Jackson could feel the desert breeze blowing through him, holding him in position, a low-flying kite and realized that he, and the woman’s voice, her ethereal touch and the wind were all one essence, floating together.
“So now what? I don’t know how I know, but when it gets dark and cold again, I’m toast. I can’t do another night out. I’ll die, if I’m not dead already, self-pity and all. Ripped out of my mind with a mouth full of sand. And nobody gives a damn.”
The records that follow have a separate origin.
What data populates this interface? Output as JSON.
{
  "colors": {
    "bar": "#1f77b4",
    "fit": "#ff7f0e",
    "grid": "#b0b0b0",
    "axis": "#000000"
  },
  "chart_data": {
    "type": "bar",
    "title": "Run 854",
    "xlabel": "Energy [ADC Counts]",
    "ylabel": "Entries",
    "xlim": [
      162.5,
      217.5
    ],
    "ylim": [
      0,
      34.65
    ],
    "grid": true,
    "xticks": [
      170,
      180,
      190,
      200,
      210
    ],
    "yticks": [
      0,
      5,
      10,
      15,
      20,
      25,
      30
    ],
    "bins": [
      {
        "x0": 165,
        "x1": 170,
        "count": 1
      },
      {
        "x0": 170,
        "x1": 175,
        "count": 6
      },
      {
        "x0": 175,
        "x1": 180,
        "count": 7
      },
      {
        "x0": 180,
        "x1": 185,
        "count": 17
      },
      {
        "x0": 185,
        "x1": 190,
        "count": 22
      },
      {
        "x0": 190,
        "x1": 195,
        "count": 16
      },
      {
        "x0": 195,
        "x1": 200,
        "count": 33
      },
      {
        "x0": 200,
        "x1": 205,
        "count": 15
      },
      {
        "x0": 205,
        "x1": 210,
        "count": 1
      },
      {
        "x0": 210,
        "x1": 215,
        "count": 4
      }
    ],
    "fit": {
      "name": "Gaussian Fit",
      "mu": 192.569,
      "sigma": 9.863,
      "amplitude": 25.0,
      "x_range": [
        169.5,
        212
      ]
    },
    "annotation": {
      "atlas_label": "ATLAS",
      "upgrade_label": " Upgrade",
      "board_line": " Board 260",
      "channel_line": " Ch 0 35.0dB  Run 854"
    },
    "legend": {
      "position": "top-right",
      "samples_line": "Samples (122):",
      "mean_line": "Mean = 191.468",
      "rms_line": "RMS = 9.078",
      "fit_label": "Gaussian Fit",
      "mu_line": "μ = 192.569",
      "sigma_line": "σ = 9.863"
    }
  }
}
“That is far from the truth as well. It is all much bigger than you. Don’t think, don’t surmise you understand a pinhead of valuable truth or run your mouth. For a moment, simply Feel.” He floated. The wind warmed him. “You have come to me at this crossroads for a discussion of the Big Two. Forgiveness, and Participation. You need to grasp both. That you may use them to find a way to make a difference with every opportunity you are shown. Right now, there is a man in a rusty old truck coming this way who needs to meet you as badly as you need to meet him, or he will also end up a pile of dirty, drunk dead laundry in New Mexico. He will turn left or right. Left, and after dark, he will find a pile of laundry that was you. Right, and before the sun sets he will find you. You may choose to meet him and return to your five-dollar life, or not. Left or right. Your call.”
“What happens after, either way?”
“That is not for me to say. But if it will help you with your decision, I can tell you that we have a surplus of piano players right now. Really good piano players.”